Have iron-deficiency anemia? Need protein to get through a killer workout? Try eggs! Eggs are a low-cost, protein-rich food that you can eat for meals, as a snack, or in other dishes. Besides being rich in protein, eggs also contain large quantities of materials and minerals like Vitamin B6, B12, and D. Vitamin D is perfect for developing healthy bones! Experts recommend that you eat at least one egg per day, especially for kids, to promote healthy growth!

Dark Chocolate

Probably everyone’s favorite on this list–dark chocolate! Dark chocolate is high in flavanols that researchers have shown protect the heart. The T. Chan school of Public Health and Harvard recommends eating one to two squares per day, which they associate with lower rates of hypertension and heart disease. Dark chocolate is also rich in copper, magnesium, iron, zinc, and other essential minerals, making it a perfect addition to your daily diet (in moderation!) While higher in calories, dark chocolate promotes a feeling of fullness. You should eat it at the end of a meal, which you already feel full, to avoid overeating.

Green Tea

While not technically food as much as it is a beverage, green tea is a healthy addition to any diet. Green teas are high in L-theanine and caffeine, which, when consumed together, can make you smarter and more creative. Green teas are also perfect for burning fat–making them ideal for anyone trying to lose weight. Green teas also contain bacteria that kill diseases in your mouth and increase dental health. The drink also lowers LDL cholesterol and can protect you from the risk of having a stroke.
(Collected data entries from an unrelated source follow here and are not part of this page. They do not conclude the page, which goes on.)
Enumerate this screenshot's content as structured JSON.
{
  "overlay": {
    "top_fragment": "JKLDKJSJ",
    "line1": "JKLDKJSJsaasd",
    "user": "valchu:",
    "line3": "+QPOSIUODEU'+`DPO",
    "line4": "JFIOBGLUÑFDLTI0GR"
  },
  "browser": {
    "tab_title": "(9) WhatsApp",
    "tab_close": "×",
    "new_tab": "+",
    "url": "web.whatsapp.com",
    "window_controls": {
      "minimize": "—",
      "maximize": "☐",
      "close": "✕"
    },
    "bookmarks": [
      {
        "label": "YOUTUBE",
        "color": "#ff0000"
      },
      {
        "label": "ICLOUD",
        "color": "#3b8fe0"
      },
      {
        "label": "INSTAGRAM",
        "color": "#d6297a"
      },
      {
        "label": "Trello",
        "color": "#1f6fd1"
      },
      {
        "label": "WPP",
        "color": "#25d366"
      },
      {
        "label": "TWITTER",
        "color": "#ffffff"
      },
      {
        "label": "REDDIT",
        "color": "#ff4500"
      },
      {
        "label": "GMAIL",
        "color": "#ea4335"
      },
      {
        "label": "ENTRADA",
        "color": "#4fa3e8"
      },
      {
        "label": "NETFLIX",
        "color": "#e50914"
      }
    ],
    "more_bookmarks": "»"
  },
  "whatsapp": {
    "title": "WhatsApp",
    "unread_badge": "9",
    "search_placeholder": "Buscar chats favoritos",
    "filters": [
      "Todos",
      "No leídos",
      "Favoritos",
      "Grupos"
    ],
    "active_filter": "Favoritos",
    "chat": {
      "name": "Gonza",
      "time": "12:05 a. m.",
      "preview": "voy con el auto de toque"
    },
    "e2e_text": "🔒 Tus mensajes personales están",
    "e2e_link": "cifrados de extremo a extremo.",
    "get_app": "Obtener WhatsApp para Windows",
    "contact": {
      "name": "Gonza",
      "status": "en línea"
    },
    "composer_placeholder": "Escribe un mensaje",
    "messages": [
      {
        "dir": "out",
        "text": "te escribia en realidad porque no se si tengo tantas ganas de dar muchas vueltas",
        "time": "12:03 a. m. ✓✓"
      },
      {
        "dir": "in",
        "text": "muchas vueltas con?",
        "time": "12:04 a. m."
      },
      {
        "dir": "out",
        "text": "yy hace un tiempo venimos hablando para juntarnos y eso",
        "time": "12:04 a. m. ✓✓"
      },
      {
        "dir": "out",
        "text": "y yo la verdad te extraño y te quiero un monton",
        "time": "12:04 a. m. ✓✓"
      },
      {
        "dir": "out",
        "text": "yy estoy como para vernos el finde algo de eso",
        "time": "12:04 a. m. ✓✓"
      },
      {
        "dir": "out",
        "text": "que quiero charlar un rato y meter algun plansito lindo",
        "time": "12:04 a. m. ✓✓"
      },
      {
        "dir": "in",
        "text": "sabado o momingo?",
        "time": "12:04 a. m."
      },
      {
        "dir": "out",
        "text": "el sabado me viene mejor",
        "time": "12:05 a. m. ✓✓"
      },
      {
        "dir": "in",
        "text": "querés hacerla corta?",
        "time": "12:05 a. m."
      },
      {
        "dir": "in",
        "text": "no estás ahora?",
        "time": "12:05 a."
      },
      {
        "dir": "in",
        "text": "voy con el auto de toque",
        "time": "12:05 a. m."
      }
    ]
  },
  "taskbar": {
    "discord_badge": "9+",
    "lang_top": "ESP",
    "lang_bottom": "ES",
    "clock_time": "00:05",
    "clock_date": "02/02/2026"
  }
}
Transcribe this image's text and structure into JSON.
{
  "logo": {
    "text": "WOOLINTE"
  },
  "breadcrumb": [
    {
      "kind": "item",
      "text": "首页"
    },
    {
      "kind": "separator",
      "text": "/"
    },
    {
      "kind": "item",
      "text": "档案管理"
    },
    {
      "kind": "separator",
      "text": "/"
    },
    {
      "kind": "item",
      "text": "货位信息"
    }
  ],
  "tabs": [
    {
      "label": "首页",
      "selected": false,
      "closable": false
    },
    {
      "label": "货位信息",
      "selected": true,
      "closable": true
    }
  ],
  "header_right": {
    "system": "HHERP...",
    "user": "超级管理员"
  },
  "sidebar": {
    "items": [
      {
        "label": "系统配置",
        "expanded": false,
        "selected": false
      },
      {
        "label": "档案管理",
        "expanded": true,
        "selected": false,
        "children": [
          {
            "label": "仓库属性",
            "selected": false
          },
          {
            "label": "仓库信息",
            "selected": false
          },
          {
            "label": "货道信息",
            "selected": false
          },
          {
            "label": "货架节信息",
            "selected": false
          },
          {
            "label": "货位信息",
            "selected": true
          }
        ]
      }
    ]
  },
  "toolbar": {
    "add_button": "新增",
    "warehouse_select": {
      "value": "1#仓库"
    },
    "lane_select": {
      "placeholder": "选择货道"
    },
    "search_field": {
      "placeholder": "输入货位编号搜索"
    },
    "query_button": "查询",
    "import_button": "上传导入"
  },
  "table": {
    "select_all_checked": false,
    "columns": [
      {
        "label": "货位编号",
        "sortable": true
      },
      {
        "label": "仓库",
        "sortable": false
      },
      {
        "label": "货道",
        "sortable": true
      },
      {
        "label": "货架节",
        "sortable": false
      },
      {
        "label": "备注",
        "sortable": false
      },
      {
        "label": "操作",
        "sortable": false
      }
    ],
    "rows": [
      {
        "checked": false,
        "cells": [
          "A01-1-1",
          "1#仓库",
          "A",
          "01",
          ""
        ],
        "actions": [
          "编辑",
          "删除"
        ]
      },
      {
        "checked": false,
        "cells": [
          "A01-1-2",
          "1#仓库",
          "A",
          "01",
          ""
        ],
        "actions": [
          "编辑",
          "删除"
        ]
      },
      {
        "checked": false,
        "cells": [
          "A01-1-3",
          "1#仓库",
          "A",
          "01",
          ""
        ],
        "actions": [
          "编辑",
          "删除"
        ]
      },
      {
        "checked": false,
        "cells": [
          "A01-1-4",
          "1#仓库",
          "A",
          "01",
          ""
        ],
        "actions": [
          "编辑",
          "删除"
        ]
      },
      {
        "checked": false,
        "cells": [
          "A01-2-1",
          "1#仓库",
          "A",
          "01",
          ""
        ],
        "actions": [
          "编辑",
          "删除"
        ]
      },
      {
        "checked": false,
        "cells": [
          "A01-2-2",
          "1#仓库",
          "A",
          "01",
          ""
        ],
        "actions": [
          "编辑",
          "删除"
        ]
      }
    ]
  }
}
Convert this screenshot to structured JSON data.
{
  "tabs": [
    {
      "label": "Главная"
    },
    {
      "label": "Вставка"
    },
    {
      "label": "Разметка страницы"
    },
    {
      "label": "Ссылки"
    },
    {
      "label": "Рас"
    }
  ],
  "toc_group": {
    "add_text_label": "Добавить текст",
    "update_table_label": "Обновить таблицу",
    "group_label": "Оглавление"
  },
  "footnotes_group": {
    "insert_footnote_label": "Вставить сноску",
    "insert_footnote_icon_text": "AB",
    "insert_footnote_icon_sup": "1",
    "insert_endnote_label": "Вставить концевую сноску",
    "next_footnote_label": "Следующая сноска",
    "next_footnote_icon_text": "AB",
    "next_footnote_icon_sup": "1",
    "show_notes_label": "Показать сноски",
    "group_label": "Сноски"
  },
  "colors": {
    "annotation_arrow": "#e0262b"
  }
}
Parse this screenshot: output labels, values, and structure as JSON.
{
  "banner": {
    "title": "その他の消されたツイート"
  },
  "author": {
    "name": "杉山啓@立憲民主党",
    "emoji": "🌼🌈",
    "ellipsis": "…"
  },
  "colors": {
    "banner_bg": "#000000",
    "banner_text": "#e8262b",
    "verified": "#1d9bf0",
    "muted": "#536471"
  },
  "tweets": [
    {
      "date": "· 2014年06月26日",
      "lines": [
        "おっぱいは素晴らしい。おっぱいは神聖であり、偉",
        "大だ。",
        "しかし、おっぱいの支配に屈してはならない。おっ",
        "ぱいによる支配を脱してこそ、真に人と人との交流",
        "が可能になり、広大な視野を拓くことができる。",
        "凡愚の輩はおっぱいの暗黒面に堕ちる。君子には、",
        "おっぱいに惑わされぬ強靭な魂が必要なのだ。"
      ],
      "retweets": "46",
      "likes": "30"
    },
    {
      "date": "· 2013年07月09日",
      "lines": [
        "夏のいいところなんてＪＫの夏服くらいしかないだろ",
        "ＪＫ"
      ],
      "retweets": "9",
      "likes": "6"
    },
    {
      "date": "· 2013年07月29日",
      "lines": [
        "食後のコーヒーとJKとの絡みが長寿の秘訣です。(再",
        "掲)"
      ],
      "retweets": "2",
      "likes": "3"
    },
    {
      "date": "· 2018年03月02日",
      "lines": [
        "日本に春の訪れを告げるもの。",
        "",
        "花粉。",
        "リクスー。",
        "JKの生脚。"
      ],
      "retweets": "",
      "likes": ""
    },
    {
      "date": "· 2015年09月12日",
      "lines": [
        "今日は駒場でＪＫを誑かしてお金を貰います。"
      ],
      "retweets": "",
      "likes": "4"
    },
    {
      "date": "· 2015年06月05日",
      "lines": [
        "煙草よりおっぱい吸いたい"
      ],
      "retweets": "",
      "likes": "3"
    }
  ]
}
Having a cup or two a day of green tea can lead to long-term benefits in the future!


Added to salads and yogurts, as part of your breakfast, or just as a healthy snack: nuts are a great addition to your diet. They contain fiber, which emulates fullness, unsaturated fats, which are critical for heart health, and omega-3 fatty acids, which, as in fish, can promote brain health! Nuts also include Vitamin E, which can stem or stop the buildup of plaque in your arteries altogether. The American Heart Association recommends eating four servings of nuts per week–with a meal being approximately two ounces worth of nuts or nut butter.